Wednesday, July 06, 2011

Lou Harrison on Arnold Schoenberg

He was a lovely and delicate man, very nervous when airplanes flew over U.C.L.A.; who once hushed us, too, in order to hear a bird outside.

(...) When I was about to leave for New York, he asked me why I was going there and I replied that I did not really know. "I know why you are going," he said. "You are going for fame and fortune. Good luck! And, do not study anymore — only Mozart!"

(from the preface to Harrison's fine Suite for Piano, C.F. Peters.)




2 comments:

Anonymous said...

Most of us would agree that Mozart did a very good job with most of his works, but Schoenberg's advice seems a little misplaced ("study Mozart!").

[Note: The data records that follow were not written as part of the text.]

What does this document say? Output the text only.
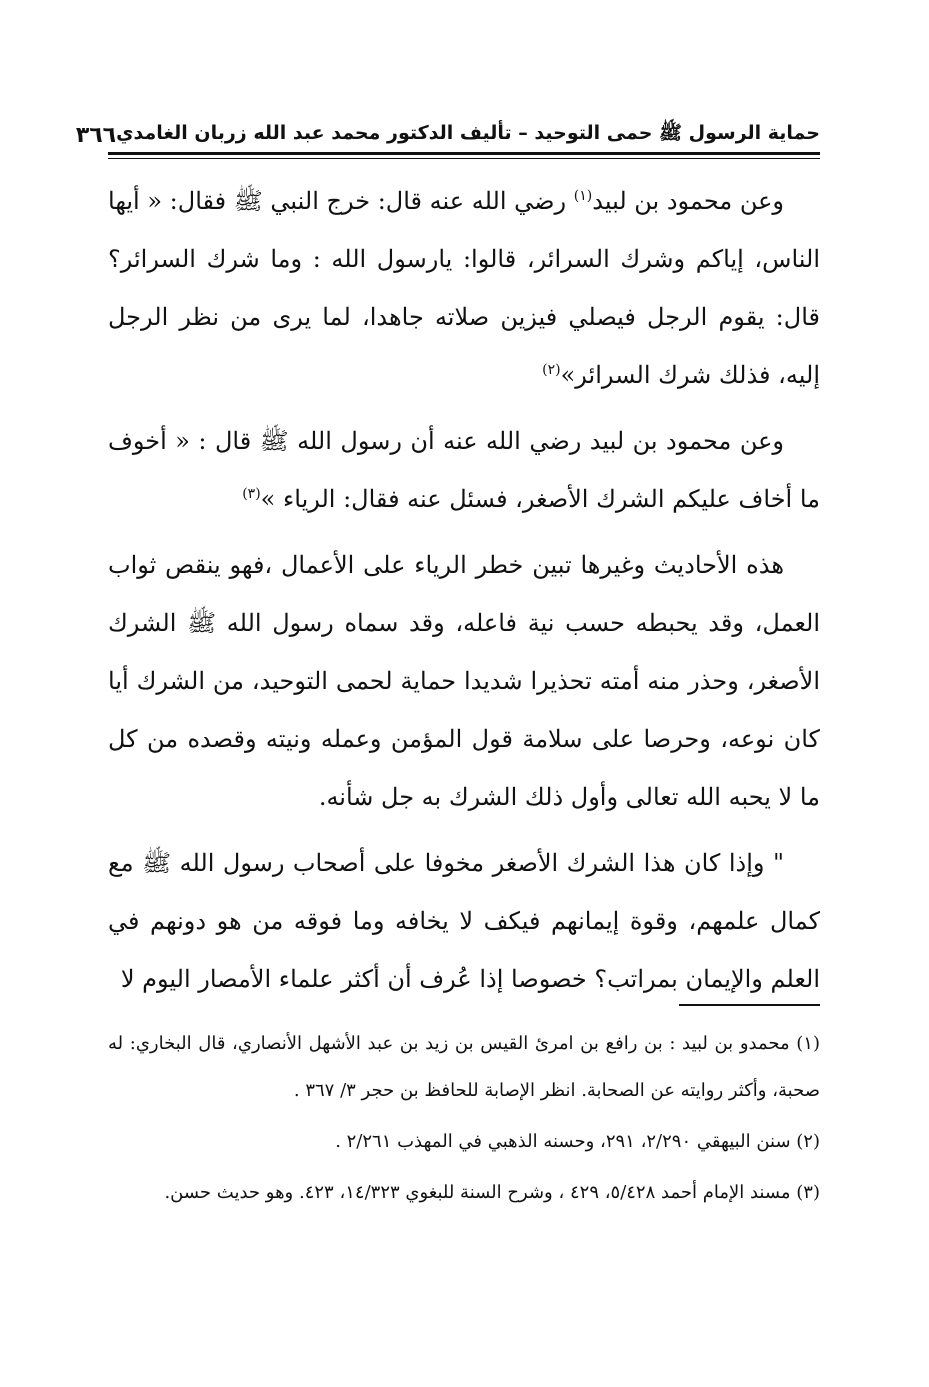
حماية الرسول ﷺ حمى التوحيد – تأليف الدكتور محمد عبد الله زربان الغامدي
٣٦٦

وعن محمود بن لبيد$^{(١)}$ رضي الله عنه قال: خرج النبي ﷺ فقال: « أيها الناس، إياكم وشرك السرائر، قالوا: يارسول الله : وما شرك السرائر؟ قال: يقوم الرجل فيصلي فيزين صلاته جاهدا، لما يرى من نظر الرجل إليه، فذلك شرك السرائر»$^{(٢)}$

وعن محمود بن لبيد رضي الله عنه أن رسول الله ﷺ قال : « أخوف ما أخاف عليكم الشرك الأصغر، فسئل عنه فقال: الرياء »$^{(٣)}$

هذه الأحاديث وغيرها تبين خطر الرياء على الأعمال ،فهو ينقص ثواب العمل، وقد يحبطه حسب نية فاعله، وقد سماه رسول الله ﷺ الشرك الأصغر، وحذر منه أمته تحذيرا شديدا حماية لحمى التوحيد، من الشرك أيا كان نوعه، وحرصا على سلامة قول المؤمن وعمله ونيته وقصده من كل ما لا يحبه الله تعالى وأول ذلك الشرك به جل شأنه.

" وإذا كان هذا الشرك الأصغر مخوفا على أصحاب رسول الله ﷺ مع كمال علمهم، وقوة إيمانهم فيكف لا يخافه وما فوقه من هو دونهم في العلم والإيمان بمراتب؟ خصوصا إذا عُرف أن أكثر علماء الأمصار اليوم لا

(١) محمدو بن لبيد : بن رافع بن امرئ القيس بن زيد بن عبد الأشهل الأنصاري، قال البخاري: له صحبة، وأكثر روايته عن الصحابة. انظر الإصابة للحافظ بن حجر ٣/ ٣٦٧ .

(٢) سنن البيهقي ٢/٢٩٠، ٢٩١، وحسنه الذهبي في المهذب ٢/٢٦١ .

(٣) مسند الإمام أحمد ٥/٤٢٨، ٤٢٩ ، وشرح السنة للبغوي ١٤/٣٢٣، ٤٢٣. وهو حديث حسن.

Mozart's Cavatina (Barbarina's aria) from Figaro, one of the most powerful works of art, known to man, looks so simple ON PAPER, you could almost see it as an insult to art, if you didn't know it was Mozart.

Conversely, Schoenberg looks impeccable on paper, but the very ouput, which, after all, is everything that matters, is so disturbing that you keep wondering of he may have violated all applicable aesthetic laws, codified or otherwise.

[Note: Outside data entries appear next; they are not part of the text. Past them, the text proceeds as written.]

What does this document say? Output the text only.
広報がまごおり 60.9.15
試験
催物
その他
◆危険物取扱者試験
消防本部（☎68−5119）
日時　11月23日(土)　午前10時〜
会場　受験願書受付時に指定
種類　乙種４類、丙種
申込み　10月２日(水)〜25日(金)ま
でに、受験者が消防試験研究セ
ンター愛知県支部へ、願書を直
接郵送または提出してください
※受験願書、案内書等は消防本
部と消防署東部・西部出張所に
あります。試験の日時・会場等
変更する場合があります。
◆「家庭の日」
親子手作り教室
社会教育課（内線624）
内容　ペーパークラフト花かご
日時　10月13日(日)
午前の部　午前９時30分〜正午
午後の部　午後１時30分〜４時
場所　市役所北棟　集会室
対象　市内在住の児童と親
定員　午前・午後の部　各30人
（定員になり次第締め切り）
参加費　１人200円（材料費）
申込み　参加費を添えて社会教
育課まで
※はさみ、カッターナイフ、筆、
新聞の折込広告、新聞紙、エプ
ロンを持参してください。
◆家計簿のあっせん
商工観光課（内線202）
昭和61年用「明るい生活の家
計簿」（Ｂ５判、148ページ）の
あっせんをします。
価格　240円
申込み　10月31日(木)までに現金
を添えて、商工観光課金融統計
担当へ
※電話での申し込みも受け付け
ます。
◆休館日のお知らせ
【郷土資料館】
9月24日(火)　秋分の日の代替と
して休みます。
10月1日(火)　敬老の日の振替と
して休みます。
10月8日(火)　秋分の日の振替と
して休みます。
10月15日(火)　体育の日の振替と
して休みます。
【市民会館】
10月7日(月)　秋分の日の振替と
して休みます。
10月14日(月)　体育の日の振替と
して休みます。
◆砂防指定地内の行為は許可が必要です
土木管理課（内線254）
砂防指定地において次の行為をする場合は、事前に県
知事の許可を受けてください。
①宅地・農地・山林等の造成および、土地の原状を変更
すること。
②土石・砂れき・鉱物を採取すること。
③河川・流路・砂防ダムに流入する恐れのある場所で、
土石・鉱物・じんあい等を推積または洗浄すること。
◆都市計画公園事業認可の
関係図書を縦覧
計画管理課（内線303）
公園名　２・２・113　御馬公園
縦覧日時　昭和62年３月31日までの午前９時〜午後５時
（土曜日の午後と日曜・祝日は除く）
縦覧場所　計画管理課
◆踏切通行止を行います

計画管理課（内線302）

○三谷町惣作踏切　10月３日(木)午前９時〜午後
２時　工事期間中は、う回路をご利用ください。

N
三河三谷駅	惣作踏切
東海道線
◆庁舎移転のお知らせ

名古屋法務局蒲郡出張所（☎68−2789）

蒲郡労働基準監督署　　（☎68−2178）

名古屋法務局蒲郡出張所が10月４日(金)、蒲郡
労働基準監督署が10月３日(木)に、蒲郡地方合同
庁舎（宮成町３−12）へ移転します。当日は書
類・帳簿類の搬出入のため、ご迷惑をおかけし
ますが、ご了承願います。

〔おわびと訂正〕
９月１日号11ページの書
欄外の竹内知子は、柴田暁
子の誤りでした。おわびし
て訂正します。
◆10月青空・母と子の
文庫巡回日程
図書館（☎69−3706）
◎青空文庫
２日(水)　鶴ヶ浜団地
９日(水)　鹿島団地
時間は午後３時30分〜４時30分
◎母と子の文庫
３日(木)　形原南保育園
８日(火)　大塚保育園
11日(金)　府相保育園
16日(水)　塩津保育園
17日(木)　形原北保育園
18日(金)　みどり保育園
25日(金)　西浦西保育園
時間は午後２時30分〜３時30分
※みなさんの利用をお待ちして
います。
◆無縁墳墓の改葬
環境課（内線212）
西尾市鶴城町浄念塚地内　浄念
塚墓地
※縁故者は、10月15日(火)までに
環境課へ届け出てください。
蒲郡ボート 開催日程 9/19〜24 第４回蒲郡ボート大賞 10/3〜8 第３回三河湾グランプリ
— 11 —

Look, I think we really need to start taking Schoenberg at face value, for one who he really was and still is, to most of us - a great leader, a team-builder, someone who could transcend the "cubicle" of limited, self-sufficient modes of expression.

When I tried taking private composition lessons some time ago, my tutor, a recent graduate of the Moscow Conservatory, now a duly licensed instructor of counterpoint at another institution, said: "OK, we'll study composition using THIS". And he handed me Schoenberg's book on composition.

I looked at the mad expression of the man on the cover page and I said: "Look, I'm not studying composition from a book written by THIS man".

And he said "RELAX, most examples and principles are derived from Beethoven".

And I said, "It's important WHO is reverse-engineering interpreting Beethoven's process, if there ever was one".

We could not agree on using the text-book, and he said "ok, I give up, but I'll try again later." In the meantime, let's study some strict counterpoint. Actually, it was really interesting, but I could feel he was SO irritated with the whole idea of teaching, I eventually quit, after some hesitation.

It's interesting to learn theory from a composer, because he or she has a composer's (generative vs passive) view of a score and how music is made.

But,as for Mozart, I don't really think he was constructing music in that sense, it was probably some kind of flow, somehow hitting the golden proportion.

As Akhmatova said, poetry is about two things - talent and mystery.

Charles Shere said...

But lou doesnt say scbg said study mozart. He said only mozart.